Why aren’t eBooks disrupting the college textbook market?
April 11, 2014 | 12:25 pm
By Joanna Cabot
Thanks to Nate at The Digital Reader for sending this article my way. The write-up, from a blog called Fast Company has some interesting insights into why the college textbook market has not been taken over by ebooks yet.
I have long held my own ideas on this matter. I have taken one course which had an online textbook option, and the functionality was so limited that it wasn’t even worth bothering. Cut and paste was completely disabled, the books could not be read offline, they were scanned PDF and not OCR-searchable, and they expired the day after the course ended. The print book was only $10 more and could be kept forever. I regret not choosing that option. The crippled online copy was a waste of money and time.
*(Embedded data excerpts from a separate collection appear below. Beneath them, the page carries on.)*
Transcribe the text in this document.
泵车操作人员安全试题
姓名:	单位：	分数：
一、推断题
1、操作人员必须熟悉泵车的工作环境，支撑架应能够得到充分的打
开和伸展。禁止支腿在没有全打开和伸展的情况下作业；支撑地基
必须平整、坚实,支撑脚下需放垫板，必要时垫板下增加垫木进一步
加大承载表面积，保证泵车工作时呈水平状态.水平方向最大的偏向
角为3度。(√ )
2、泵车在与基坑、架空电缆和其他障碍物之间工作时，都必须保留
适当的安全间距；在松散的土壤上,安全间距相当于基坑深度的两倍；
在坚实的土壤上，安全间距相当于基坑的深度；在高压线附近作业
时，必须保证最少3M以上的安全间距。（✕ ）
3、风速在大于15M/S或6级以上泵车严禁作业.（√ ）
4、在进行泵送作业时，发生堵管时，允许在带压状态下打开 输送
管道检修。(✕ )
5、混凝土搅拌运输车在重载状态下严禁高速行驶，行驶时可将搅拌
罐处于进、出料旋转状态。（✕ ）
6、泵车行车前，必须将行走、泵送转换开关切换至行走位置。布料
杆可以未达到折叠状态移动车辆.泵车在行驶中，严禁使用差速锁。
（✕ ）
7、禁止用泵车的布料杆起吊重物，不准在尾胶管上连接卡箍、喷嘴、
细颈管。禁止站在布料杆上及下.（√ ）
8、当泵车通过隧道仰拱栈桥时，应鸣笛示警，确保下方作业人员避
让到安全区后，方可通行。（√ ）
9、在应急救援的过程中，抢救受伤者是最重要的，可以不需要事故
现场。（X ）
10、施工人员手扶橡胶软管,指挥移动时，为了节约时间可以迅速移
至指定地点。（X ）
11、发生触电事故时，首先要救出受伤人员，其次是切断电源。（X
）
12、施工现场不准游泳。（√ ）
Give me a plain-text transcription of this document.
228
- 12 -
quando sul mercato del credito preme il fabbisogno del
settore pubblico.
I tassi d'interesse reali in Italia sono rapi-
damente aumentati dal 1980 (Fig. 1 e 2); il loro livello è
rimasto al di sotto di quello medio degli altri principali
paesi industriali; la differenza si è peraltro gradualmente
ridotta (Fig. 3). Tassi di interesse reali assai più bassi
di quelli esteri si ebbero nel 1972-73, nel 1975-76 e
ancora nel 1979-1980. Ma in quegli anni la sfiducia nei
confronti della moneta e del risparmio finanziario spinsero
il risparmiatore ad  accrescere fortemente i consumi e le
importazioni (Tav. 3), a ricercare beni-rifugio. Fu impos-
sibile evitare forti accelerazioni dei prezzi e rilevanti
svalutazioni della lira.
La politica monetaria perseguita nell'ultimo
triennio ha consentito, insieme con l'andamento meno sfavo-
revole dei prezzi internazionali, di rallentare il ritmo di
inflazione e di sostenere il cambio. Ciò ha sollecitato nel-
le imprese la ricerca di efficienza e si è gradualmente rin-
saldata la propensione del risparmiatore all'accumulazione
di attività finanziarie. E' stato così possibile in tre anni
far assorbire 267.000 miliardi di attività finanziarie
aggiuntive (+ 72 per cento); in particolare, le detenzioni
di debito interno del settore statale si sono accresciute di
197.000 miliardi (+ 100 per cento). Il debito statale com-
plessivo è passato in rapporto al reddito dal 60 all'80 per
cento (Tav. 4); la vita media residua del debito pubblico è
But the Fast Company people make the very salient point that, unlike a Kindle fiction title which the customer chooses for themselves, the college textbooks are all chosen by the school or professor, not the end user student. There is little incentive for them to choose a cheaper option since they are not the ones doing the buying anyway, and often they will have a vested interest in what the customer chooses since some textbooks are authored by professors themselves.
As for the kids, they are often using their parent’s money to buy the books and so may not be terribly motivated to comparison shop.
I think many schools are becoming more sensitive to the price issue, but a lot can depend on the professor’s own preferences. I took a course last summer which had no book at all and used only online articles, but I am hoping to take another this summer from the same university, and it has three required texts in the course description.